Crude Oil prices have dropped since the beginning of October because of the market’s expectation that Saudi Arabia will make up for lost supply from Iran and slowing world demand growth for crude oil. For example, the January Crude Oil contract price has decreased $7.25 from October 1 to October 26 (Chart 1, black line).
Products refined from Crude Oil have dropped in price in tandem with Crude Oil prices. For example, the January RBOB Gasoline contract price decreased by over 30 cents per gallon (or $13.00 per barrel) from October 1 to October 26 (Chart 2, black line). This means that the finished product, Gasoline, dropped in price greater than the underlying raw material price, Crude Oil.
Thus the spread between January Gasoline and January Crude Oil (the Crack Spread) reduced by $5.75 (Chart 3, black line).
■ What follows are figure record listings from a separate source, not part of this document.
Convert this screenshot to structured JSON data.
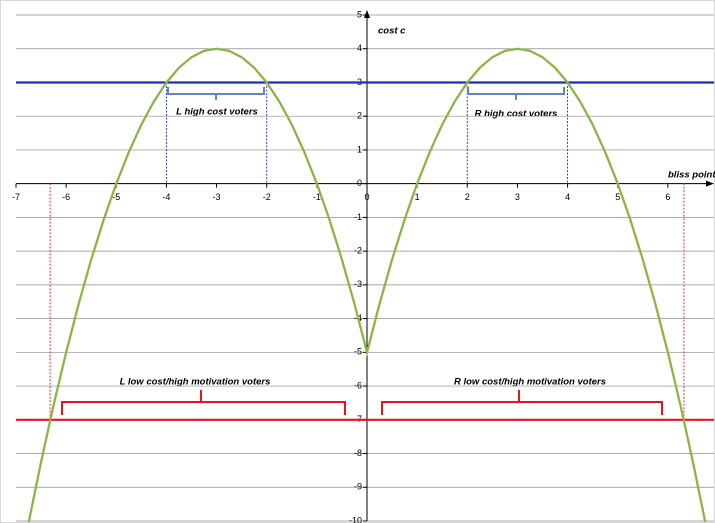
{
  "chart_data": {
    "type": "line",
    "x_label": "bliss point x",
    "y_label": "cost c",
    "xlim": [
      -7,
      7
    ],
    "ylim": [
      -10,
      5
    ],
    "xticks": [
      -7,
      -6,
      -5,
      -4,
      -3,
      -2,
      -1,
      0,
      1,
      2,
      3,
      4,
      5,
      6
    ],
    "yticks": [
      5,
      4,
      3,
      2,
      1,
      0,
      -1,
      -2,
      -3,
      -4,
      -5,
      -6,
      -7,
      -8,
      -9,
      -10
    ],
    "grid": true,
    "x": [
      -6.75,
      -6.5,
      -6.25,
      -6,
      -5.75,
      -5.5,
      -5.25,
      -5,
      -4.75,
      -4.5,
      -4.25,
      -4,
      -3.75,
      -3.5,
      -3.25,
      -3,
      -2.75,
      -2.5,
      -2.25,
      -2,
      -1.75,
      -1.5,
      -1.25,
      -1,
      -0.75,
      -0.5,
      -0.25,
      0,
      0.25,
      0.5,
      0.75,
      1,
      1.25,
      1.5,
      1.75,
      2,
      2.25,
      2.5,
      2.75,
      3,
      3.25,
      3.5,
      3.75,
      4,
      4.25,
      4.5,
      4.75,
      5,
      5.25,
      5.5,
      5.75,
      6,
      6.25,
      6.5,
      6.75
    ],
    "series": [
      {
        "color": "#8db545",
        "values": [
          -10.0625,
          -8.25,
          -6.5625,
          -5,
          -3.5625,
          -2.25,
          -1.0625,
          0,
          0.9375,
          1.75,
          2.4375,
          3,
          3.4375,
          3.75,
          3.9375,
          4,
          3.9375,
          3.75,
          3.4375,
          3,
          2.4375,
          1.75,
          0.9375,
          0,
          -1.0625,
          -2.25,
          -3.5625,
          -5,
          -3.5625,
          -2.25,
          -1.0625,
          0,
          0.9375,
          1.75,
          2.4375,
          3,
          3.4375,
          3.75,
          3.9375,
          4,
          3.9375,
          3.75,
          3.4375,
          3,
          2.4375,
          1.75,
          0.9375,
          0,
          -1.0625,
          -2.25,
          -3.5625,
          -5,
          -6.5625,
          -8.25,
          -10.0625
        ]
      }
    ],
    "hlines": [
      {
        "value": 3,
        "color": "#1a2fc4"
      },
      {
        "value": -7,
        "color": "#e8141b"
      }
    ],
    "vlines": [
      {
        "values": [
          -4,
          -2,
          2,
          4
        ],
        "top": 3,
        "color": "#1a2fc4"
      },
      {
        "values": [
          -6.32,
          6.32
        ],
        "top": -7,
        "color": "#e8141b"
      }
    ],
    "annotations": [
      "L high cost voters",
      "R high cost voters",
      "L low cost/high motivation voters",
      "R low cost/high motivation voters"
    ]
  }
}
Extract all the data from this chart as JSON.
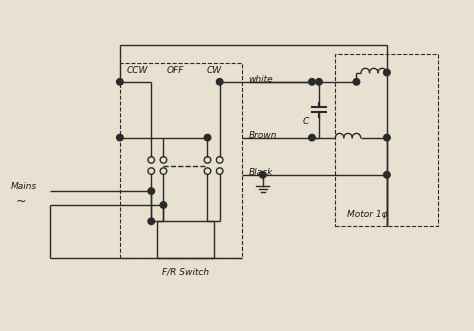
{
  "bg_color": "#e8e0d0",
  "line_color": "#2a2a2a",
  "text_color": "#1a1a1a",
  "labels": {
    "ccw": "CCW",
    "off": "OFF",
    "cw": "CW",
    "white": "white",
    "brown": "Brown",
    "black": "Black",
    "mains": "Mains",
    "tilde": "~",
    "fr_switch": "F/R Switch",
    "motor": "Motor 1φ",
    "cap": "C"
  },
  "figsize": [
    4.74,
    3.31
  ],
  "dpi": 100
}
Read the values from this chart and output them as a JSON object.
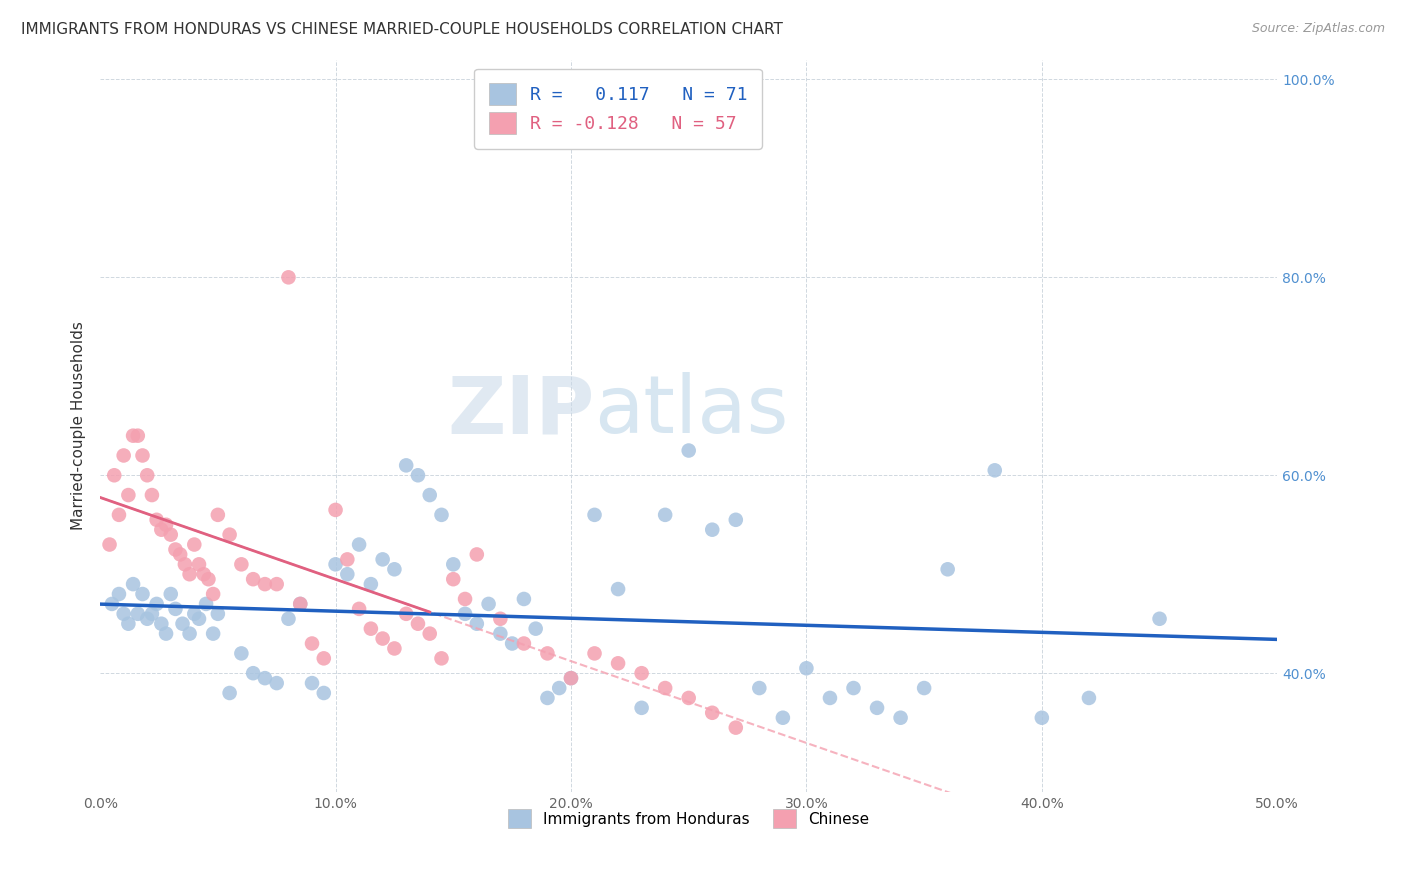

This Crack Spread drop is understandable as the summer Gasoline driving season has ended and demand is decreasing.
In comparison, the January Heating Oil contract price decreased by only 11 cents per gallon (or $4.62 per barrel) from October 1 to October 26 (Chart 4, black line). Heating Oil dropped in price less than Crude Oil so the Heating Oil Crack spread widened by over $2.50 (Chart 5, black line). This Crack Spread increase is reasonable in that Winter Heating season has begun and demand for Distillates is at record levels for this time of the year.
Consequently, we recommend consideration of being short Gasoline to Crude spreads and being long Heating Oil to Crude spreads.
Fundamentals continue to be bearish to price with another low FAS export sales report for the 2018-2019 market season. Weekly Export Sales for the week ending October 18 reported soybeans exports at 213,700 ton (Chart 6, orange line). The sales number was below expectations of 300,000 – 700,000 metric tons.
Weekly Export Sales for the week ending October 18 reported corn exports at 377,500 metric tons (Chart 7, orange line). The sales number was below expectations of 400,000 – 800,000 metric tons.
Soybeans and Corn prices dropped sharply on the poor weekly export sales. Large harvest advancements and a stronger dollar are adding to the downward seasonal pressure on prices. Producers are storing much of the crop as they are not willing to sell at current low prices. With these pressures on prices we suggest consideration of short positions in both soybeans and corn.